Nesse momento Luis Augusto e Eduardo, que estavam em outro recinto, apareceram
e, cientes do vexame, trataram de tirar o amigo de cena, desaparecendo
rapidamente daquele colégio.
Luis
Augusto não conseguia compreender como um garoto tão inteligente como seu
primo, que era o melhor aluno de sua escola, pudesse ser tão acriançado a
respeito de certas coisas. Na volta para casa Johnny foi esclarecido pelos
amigos de maneira rudimentar, sobre a procriação. Incrédulo com tudo aquilo,
protestou com veemência:
-
Minha mãe jamais faria uma coisa dessas! Ela é uma mulher direita e meu pai um
homem de respeito!
Eduardo
ria muito da inocência do amigo e, tratando de convencê-lo que tudo aquilo que
ele acreditava era história da carochinha, disse a seguir:
- Eu
também acreditava nisso quando era pequeno! Meu primo me contou como era a
coisa. Ele já é rapaz e já foi na “zona”!
Eu
acreditei nisso até aos oito anos, quando um menino na praia me contou a
verdade! – Disse Luis, que acrescentou:
- Não
acreditei e perguntei a um primo de minha mãe que estudava medicina. Ele me
explicou tudo, me deu um livro para ler e fiquei sabendo da verdade! Mas você
tem doze anos, Johnny e no final do ano terá treze! Como é que você nunca
percebeu uma mulher grávida?
- É
que nos livros e nos desenhos animados a gente sempre vê uma cegonha carregando
um bebê em um pano, segurado pelo bico! – Disse o garoto, na tentativa de se
desculpar daquele vexame.
- Tudo
para enganar os bestas! Se você quiser saber da verdade, pergunte a algum
adulto, que eles irão lhe esclarecer de tudo. - Argumentou Eduardo.
Johnny
estava bastante confuso e sentia sua auto-estima bem baixa. Foi criado na roça
sem ter um amigo da sua idade, para trocar idéias ou lhe fazer companhia. Havia
apenas três meses que tinha conhecido sua turma, sendo acolhido por eles com
muito carinho. Eram os seus primeiros amigos e jamais tocaram em tal assunto.

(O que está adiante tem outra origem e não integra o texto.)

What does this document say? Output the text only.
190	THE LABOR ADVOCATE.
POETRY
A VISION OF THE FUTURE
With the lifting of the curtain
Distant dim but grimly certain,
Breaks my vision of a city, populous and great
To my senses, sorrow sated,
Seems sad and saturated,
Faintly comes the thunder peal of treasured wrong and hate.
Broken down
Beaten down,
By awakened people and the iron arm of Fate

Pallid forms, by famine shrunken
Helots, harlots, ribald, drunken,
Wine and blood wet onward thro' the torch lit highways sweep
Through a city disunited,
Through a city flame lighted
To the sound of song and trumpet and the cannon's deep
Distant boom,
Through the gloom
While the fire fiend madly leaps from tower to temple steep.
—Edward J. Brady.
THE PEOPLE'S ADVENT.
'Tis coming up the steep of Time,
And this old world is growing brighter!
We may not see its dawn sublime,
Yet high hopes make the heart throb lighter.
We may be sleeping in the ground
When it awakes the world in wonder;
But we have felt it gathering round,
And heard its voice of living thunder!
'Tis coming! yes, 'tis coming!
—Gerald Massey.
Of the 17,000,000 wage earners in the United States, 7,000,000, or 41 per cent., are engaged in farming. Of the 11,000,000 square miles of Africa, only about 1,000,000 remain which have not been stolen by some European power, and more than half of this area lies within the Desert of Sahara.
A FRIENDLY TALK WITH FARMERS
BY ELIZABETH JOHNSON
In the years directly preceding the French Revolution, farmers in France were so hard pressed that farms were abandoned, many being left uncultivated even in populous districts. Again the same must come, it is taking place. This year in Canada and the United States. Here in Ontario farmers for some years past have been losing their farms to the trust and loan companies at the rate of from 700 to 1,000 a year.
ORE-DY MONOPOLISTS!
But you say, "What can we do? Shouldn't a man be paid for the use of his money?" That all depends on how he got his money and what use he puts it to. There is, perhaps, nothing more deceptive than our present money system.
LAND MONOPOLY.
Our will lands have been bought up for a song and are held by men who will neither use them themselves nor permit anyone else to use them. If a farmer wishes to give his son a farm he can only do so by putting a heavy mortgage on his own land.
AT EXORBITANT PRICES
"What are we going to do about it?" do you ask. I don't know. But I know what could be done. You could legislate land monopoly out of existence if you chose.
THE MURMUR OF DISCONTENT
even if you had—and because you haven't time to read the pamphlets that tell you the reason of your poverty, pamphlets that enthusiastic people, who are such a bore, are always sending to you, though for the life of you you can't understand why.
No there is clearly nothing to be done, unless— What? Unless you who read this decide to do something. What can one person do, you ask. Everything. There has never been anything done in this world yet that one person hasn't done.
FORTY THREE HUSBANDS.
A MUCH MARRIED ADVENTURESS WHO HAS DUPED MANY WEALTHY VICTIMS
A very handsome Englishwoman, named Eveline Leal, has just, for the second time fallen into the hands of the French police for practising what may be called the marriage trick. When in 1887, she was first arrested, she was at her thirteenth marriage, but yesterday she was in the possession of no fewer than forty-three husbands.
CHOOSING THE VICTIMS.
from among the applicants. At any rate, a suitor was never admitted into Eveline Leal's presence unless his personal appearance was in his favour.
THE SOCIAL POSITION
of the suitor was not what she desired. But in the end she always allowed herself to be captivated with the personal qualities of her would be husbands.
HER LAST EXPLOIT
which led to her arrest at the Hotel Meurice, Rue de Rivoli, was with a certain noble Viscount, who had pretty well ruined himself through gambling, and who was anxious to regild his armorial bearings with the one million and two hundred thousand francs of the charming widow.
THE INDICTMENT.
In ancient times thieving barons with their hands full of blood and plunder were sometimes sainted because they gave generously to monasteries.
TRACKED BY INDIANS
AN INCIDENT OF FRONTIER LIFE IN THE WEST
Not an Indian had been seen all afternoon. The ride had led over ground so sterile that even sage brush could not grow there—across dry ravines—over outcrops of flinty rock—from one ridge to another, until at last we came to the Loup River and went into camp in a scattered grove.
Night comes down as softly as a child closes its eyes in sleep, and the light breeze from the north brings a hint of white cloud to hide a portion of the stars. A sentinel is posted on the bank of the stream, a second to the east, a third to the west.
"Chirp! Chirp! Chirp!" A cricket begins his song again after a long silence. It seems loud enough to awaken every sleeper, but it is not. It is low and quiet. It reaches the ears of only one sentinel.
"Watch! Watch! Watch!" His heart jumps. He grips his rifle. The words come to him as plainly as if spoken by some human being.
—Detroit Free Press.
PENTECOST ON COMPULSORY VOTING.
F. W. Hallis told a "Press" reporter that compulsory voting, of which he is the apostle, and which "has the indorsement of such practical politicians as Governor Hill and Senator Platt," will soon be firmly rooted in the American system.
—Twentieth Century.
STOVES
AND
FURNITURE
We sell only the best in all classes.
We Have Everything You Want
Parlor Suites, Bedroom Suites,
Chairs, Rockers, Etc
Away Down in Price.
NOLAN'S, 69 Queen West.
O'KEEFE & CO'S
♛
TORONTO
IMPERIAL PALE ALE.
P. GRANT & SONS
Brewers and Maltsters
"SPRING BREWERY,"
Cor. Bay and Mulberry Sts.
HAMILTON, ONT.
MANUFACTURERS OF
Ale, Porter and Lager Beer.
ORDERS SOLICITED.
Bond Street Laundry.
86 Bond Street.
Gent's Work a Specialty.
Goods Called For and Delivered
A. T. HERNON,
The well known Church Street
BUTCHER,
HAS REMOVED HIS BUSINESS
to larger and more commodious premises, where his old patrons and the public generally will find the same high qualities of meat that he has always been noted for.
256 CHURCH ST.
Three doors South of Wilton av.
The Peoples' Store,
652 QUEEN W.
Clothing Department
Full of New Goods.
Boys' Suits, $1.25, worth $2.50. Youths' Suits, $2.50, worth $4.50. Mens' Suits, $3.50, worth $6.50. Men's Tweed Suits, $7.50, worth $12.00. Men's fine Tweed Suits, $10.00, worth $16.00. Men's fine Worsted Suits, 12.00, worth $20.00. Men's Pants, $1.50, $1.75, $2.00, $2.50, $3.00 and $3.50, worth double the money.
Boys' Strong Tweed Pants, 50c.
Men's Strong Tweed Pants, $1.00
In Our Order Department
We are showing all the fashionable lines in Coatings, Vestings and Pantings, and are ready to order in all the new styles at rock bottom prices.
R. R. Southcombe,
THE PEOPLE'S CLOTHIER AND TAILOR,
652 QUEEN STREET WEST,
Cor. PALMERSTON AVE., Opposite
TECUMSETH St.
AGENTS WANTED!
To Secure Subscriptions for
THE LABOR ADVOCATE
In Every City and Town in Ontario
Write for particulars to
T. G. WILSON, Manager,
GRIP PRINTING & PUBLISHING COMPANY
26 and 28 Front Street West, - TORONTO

Às vezes comentavam sobre namoradas, casamentos e filhos, mas de maneira
romântica, como ideal de futuro. Lembrou-se do que Mipai lhe disse certa vez, a
respeito de uma menina: “Eu vou fazer um filho nela!” No entanto ele não
entendeu, o que o amigo queria dizer e não se preocupou com isso, julgando ser
mais um dos seus gracejos. Depois de se despedir de Eduardo e Luís, o garoto
foi para sua casa, bastante atordoado com os últimos acontecimentos. Eram onze
horas da manhã e naquela hora o tempo estava fechando, prometendo uma boa
chuva. Ele parou em casa dos tios de sua mãe, de quem tinha uma estima
especial. Tentou esclarecer o assunto com suas primas, mas o que ouviu delas
foram deduções evasivas, que o deixou mais confuso ainda. As moças sentiram-se
constrangidas com um assunto tão delicado e deixou as explicações para seus
irmãos. Os primos riram bastante e depois de muitas pilherias, explicaram o
assunto de maneira torpe e pouco convencional.
No dia
seguinte, antes de ir à escola, recebeu a visita do seu tio avô, que ficou
sabendo do dilema do sobrinho. Era um velho espiritualista, grande inimigo de
biblistas, que repelia qualquer tipo de preconceito. Tinha verdadeira aversão
pelos politiqueiros, pelos falsos moralistas e sempre dizia que sua religião
era a Verdade, a qual existia independentemente à sua ignorância. Johnny ficou
encantado com a atenção dada pelo tio, que se deslocou do centro da cidade,
onde morava e veio ter com ele aquela agradabilíssima conversa. Ele sabia
deixar um jovem à vontade e o garoto expôs as suas dúvidas sem
constrangimentos. Ficou ciente de tudo; embora, um tanto decepcionado com a
realidade das coisas. Contudo, houve um pequeno detalhe, que ele considerou
como uma boa aquisição à sua existência. Aquela atração lasciva que ele sentia
pelas meninas, era uma coisa normal e ele podia dar evasão no momento oportuno,
mesmo que fosse de forma virtual. Pouco importava, pois não era ilícito e não
trazia conseqüências futuras. Ele estava dando adeus à sua infância e uma nova
etapa em sua vida iria recomeçar: João Evangelista Bruni Pereira, o Johnny The
Kid deixava de ser uma criança, tornando-se um adolescente. Aquele dia
tornou-se maravilhoso, cheio de imaginações e esperanças no futuro. Ao
anoitecer se recolheu mais cedo e dormiu tranqüilo o sono dos justos, apesar da
nova chuvarada que se abateu sobre a cidade, seguindo por toda a madrugada, terminando
ao amanhecer.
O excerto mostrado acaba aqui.